Pero ya pasado un tiempo, las consecuencias no se hicieron esperar porque, como ha ocurrido con anterioridad, el Gobierno conducido históricamente por el Movimiento Popular Neuquino (MPN) tomó represalias contra los trabajadores que pusieron en jaque a Gutiérrez, con sumarios, causas penales, entre otros métodos intimidatorios.

“El avance de la represalia que está tomando el Estado provincial contra los trabajadores y trabajadoras de salud es inaudito”, sostuvieron ante NOVA, además de las existentes causas penales por los cortes y protestas en las rutas, al igual que los expedientes internos ya iniciados en su contra: “Hay al menos 4 sumarios contra trabajadores y trabajadoras de salud pública de Neuquén”, detallaron.

Concretamente se trata de enfermeros, técnicos y profesionales de Añelo, Cutral Có y de los hospitales Castro Rendón y Heller, de Neuquén capital. Al tiempo que el modus operandi se divide en dos partes: a algunos los señalan por haber participado en los cortes y a otros los acusan de abandono de trabajo por faltas injustificadas. La amenaza concreta es el despido.

Por otra parte, a otros 12 trabajadores de Zapala, que formaron parte de las protestas, les reflotaron viejas causas penales del año 2019, con un accionar de la fiscal Karina Martínez: “Es una clara persecución política y las acusaciones de que el corte produjo un desabastecimiento o que no permitió el ingreso de entrada y salida de ambulancia son infundadas”, afirmó la abogada Rayu Alaniz.

Por último, esta política persecutoria del MPN también llegó al ámbito de la educación provincial, a raíz de que, al director de una escuela del norte neuquino, el supervisor Alejandro Mansilla, quiso iniciarle un sumario por haber realizado una canción en apoyo a los autoconvocados de la salud.
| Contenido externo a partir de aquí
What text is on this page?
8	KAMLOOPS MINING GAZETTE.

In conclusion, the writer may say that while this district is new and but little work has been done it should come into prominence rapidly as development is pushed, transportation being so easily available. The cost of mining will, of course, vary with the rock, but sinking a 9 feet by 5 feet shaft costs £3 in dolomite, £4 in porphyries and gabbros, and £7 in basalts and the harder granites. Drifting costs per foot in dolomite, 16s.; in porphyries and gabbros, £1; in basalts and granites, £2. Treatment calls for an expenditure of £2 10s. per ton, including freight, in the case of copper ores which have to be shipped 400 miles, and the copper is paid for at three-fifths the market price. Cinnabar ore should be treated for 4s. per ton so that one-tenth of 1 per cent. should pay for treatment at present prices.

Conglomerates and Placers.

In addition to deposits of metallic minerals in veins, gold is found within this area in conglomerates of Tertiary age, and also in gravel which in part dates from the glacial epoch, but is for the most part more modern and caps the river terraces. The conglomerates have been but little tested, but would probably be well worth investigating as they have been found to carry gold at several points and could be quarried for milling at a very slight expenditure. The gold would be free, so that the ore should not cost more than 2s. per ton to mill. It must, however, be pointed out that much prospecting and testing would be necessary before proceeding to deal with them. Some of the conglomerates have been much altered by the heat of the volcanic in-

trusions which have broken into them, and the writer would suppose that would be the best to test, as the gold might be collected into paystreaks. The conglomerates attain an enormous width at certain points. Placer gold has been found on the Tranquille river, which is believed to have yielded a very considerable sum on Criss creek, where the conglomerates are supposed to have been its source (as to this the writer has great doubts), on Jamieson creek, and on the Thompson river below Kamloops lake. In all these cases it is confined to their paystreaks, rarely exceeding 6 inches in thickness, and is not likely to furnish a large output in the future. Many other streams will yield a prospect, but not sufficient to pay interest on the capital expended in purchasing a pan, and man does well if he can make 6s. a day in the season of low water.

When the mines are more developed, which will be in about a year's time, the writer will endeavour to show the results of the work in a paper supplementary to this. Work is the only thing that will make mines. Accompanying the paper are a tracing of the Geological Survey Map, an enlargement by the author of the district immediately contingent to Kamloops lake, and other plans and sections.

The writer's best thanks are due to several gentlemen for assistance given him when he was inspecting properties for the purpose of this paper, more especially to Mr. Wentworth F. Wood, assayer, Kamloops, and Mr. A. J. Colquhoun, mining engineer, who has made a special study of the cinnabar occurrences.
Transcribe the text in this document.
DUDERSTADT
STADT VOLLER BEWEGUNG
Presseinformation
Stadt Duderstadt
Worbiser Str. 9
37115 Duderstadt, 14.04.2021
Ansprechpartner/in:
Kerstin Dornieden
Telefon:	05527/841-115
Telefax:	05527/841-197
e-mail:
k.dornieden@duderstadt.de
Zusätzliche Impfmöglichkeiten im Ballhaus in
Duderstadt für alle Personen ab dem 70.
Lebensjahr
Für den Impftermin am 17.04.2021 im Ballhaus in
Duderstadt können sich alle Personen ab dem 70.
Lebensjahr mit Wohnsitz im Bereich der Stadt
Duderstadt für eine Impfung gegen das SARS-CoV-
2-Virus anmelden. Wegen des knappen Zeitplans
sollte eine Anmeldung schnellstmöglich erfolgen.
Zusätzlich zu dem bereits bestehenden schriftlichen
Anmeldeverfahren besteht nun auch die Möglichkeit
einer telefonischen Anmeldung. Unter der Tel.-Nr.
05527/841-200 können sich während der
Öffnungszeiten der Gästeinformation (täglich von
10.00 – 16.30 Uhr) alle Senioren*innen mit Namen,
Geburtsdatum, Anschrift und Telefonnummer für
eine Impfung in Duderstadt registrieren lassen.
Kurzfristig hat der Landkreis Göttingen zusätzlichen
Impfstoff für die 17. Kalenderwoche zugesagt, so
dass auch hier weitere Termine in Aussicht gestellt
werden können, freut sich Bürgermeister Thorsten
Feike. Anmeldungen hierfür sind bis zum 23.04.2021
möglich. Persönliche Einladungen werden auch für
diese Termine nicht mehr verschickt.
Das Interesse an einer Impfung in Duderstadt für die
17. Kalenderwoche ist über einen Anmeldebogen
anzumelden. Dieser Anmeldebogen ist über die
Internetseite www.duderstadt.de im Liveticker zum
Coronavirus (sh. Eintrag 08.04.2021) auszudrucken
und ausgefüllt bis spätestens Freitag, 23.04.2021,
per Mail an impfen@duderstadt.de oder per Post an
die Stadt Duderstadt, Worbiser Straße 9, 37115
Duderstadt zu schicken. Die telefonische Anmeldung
No obstante, de forma insólita y contradictoria, el propio supervisor en su informe advertía que el director de la institución no había realizado ningún tipo de infracción a las normas educativas, pero igual “recomendaba” el inicio del sumario, algo que días posteriores tuvo que retrotraerse sobre sus palabras y desalentar la sanción porque no tenía fundamento alguno.